El caso Eurobank que aparece y desaparece de la actualidad como un Guadiana financiero ha sido una crisis singular, pues se trata de un banco, sometido a la inspección del Banco de España, relacionado con un conjunto de mutuas, supervisadas por la Generalidad de Cataluña, lo que ha complicado la intervención enérgica de las autoridades por la aparente confusión entre banco y mutuas, aunque parece que el nudo gordiano se sitúa en el papel instrumental jugado por el banco. En todo caso, estamos en el juego de los pasivos bancarios, garantizados por el Fondo de Garantía de Depósitos, y los no bancarios dependientes de las mutuas, no cubiertos por aquella garantía.

Puede que la falta de antecedentes en atajar y controlar la crisis de una entidad directa o indirectamente supervisada por dos Administraciones, estatal y autonómica, esté en el origen de la imagen negativa que se proyecta en el desarrollo de la crisis del Eurobank, Sin esos condicionantes, es posible que, dada la pequeña dimensión de ese banco, el Banco de España, muy curtido en la materia, hubiera actuado con la presteza y contundencia de crisis anteriores.

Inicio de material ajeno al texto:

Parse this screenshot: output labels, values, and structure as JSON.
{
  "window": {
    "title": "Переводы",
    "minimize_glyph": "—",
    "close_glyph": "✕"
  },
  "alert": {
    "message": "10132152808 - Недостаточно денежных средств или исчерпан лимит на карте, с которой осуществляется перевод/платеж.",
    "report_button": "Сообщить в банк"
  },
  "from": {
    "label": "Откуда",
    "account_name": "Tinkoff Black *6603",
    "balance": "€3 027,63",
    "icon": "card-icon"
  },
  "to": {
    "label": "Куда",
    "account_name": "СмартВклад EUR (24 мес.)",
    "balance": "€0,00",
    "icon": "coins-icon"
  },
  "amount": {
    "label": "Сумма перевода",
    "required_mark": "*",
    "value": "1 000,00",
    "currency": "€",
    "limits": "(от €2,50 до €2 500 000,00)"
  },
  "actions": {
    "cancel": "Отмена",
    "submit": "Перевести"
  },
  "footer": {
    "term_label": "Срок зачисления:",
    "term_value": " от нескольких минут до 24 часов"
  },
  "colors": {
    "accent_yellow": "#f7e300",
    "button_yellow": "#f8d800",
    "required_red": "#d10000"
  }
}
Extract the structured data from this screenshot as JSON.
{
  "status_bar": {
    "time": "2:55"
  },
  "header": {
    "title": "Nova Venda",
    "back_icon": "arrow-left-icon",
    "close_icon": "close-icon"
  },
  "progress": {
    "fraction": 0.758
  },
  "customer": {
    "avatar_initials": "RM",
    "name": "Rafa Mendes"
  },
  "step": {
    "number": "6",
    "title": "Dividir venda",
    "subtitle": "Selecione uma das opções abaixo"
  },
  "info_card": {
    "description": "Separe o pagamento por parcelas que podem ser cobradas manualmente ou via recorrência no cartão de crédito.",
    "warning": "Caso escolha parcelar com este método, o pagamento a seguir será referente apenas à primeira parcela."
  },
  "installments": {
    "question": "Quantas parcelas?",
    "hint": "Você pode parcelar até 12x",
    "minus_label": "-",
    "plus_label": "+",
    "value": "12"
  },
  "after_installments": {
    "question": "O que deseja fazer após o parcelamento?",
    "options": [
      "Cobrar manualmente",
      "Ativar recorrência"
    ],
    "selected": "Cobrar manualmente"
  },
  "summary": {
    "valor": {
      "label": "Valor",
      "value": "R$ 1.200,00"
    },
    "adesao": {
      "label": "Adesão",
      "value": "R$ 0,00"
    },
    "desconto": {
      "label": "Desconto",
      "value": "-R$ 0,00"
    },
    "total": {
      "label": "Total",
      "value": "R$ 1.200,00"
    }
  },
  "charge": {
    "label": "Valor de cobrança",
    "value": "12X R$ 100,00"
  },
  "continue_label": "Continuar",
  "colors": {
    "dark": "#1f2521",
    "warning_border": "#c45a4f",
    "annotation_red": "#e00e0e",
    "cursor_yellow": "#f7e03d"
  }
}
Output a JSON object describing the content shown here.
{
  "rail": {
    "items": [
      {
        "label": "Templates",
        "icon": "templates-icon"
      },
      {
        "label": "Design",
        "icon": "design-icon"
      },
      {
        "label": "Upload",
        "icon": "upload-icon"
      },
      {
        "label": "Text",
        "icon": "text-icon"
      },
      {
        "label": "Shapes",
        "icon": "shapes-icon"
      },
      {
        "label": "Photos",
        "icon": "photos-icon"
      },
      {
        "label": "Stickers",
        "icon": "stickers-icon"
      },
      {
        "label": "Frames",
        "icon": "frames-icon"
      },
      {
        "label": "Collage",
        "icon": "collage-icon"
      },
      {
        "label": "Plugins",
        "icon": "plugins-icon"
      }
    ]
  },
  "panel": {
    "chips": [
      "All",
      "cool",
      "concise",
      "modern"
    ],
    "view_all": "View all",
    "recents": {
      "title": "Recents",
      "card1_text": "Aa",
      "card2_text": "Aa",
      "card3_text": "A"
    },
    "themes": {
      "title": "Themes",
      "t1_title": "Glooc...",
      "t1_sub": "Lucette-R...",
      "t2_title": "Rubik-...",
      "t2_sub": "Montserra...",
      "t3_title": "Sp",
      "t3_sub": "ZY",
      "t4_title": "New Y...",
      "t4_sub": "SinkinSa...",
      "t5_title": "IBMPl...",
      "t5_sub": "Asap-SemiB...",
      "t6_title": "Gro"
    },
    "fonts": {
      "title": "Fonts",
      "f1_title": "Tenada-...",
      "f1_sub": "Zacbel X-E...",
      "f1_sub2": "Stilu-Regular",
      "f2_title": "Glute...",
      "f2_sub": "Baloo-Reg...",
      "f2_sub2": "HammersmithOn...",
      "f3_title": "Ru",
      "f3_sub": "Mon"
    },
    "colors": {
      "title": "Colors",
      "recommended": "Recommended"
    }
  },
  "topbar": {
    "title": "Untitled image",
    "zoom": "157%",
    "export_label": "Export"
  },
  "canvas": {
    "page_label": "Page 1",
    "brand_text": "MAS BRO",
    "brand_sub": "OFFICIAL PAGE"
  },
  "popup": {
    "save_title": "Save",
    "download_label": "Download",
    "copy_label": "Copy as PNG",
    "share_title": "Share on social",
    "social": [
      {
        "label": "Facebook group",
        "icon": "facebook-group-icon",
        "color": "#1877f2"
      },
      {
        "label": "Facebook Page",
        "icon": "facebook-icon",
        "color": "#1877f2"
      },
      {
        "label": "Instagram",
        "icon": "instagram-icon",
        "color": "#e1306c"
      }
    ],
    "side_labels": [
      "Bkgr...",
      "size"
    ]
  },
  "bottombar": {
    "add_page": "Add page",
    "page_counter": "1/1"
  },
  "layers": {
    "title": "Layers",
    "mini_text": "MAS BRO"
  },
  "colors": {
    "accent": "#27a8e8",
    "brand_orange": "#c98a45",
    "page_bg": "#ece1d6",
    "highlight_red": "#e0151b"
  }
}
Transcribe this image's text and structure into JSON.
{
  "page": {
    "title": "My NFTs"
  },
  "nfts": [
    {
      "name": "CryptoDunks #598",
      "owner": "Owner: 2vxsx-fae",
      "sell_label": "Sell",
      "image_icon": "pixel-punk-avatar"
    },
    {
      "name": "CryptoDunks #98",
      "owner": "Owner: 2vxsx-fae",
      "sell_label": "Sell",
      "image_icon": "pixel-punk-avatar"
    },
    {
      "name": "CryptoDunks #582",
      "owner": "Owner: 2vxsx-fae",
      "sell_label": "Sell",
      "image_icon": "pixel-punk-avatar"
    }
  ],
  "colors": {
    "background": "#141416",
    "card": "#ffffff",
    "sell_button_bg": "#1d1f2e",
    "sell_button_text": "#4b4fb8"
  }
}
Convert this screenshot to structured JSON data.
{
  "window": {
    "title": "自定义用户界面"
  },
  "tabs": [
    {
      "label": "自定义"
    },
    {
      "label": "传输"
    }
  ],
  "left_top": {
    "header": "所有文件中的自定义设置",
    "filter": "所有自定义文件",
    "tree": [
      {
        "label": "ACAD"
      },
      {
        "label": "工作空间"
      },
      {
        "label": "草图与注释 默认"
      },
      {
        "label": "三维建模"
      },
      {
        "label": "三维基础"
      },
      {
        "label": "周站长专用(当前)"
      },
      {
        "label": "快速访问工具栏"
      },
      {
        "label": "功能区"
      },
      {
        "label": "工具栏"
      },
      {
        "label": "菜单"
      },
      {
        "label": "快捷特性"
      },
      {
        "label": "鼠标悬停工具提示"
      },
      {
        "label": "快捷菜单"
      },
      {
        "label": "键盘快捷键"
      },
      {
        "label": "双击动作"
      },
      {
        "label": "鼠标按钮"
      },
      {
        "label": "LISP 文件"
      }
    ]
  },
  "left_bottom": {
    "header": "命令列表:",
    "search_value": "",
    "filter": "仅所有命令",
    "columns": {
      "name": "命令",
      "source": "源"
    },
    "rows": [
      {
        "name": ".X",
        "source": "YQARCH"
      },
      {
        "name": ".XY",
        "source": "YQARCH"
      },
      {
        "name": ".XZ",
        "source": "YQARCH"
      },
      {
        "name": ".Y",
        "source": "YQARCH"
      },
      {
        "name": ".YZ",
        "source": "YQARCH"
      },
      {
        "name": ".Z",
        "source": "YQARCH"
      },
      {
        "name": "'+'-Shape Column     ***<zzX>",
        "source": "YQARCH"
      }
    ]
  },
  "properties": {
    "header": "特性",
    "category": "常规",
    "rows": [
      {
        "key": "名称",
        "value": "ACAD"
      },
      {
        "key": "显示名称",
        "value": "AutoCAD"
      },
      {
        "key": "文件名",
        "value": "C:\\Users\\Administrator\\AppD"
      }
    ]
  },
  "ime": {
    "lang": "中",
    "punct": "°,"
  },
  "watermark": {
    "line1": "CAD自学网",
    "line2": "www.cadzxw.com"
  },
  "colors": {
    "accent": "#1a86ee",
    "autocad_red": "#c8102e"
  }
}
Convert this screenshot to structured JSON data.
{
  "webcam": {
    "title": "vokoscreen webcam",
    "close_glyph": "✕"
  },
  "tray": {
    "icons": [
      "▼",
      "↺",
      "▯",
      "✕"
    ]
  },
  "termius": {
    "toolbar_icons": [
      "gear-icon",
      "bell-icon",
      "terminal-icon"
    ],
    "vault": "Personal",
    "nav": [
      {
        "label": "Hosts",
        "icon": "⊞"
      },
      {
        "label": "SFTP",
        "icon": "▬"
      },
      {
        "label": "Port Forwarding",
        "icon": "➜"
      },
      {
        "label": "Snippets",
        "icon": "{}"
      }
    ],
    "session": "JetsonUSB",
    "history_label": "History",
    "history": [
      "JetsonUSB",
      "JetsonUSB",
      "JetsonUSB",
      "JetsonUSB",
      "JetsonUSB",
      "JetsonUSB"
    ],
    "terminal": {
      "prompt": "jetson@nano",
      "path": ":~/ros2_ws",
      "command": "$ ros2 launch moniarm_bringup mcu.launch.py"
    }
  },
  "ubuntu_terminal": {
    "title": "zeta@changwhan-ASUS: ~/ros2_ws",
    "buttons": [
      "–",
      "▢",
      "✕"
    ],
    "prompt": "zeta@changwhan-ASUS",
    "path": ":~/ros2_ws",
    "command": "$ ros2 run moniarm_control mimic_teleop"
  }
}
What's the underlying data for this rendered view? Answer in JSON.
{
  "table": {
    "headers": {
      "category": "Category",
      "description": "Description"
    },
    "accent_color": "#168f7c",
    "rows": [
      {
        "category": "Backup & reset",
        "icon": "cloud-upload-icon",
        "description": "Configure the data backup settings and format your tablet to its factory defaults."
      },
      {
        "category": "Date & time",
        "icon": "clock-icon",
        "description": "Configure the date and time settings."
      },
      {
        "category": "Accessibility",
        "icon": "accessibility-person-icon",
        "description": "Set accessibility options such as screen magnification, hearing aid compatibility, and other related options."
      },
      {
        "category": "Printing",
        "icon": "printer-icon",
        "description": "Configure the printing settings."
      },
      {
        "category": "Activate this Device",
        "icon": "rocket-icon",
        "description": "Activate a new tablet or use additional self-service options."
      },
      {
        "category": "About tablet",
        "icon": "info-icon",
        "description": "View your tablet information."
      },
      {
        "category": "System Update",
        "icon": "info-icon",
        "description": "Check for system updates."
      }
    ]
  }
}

Confirmando los pronósticos pesimistas, se advierte que el procedimiento de la suspensión, manejado por los administradores responsables de la crisis, transmite imagen de dilación y deterioro que, además del daño a los acreedores, suscita desconfianza en la capacidad de los poderes públicos para resolver una situación que, probablemente, con una coordinación adecuada y más energía resolutiva no hubiera desembocado en un estado de cosas que daña el crédito de las pequeñas y medianas entidades, amén de la extensión del sentimiento de indefensión de sus clientes, sin beneficio para el conjunto del sistema.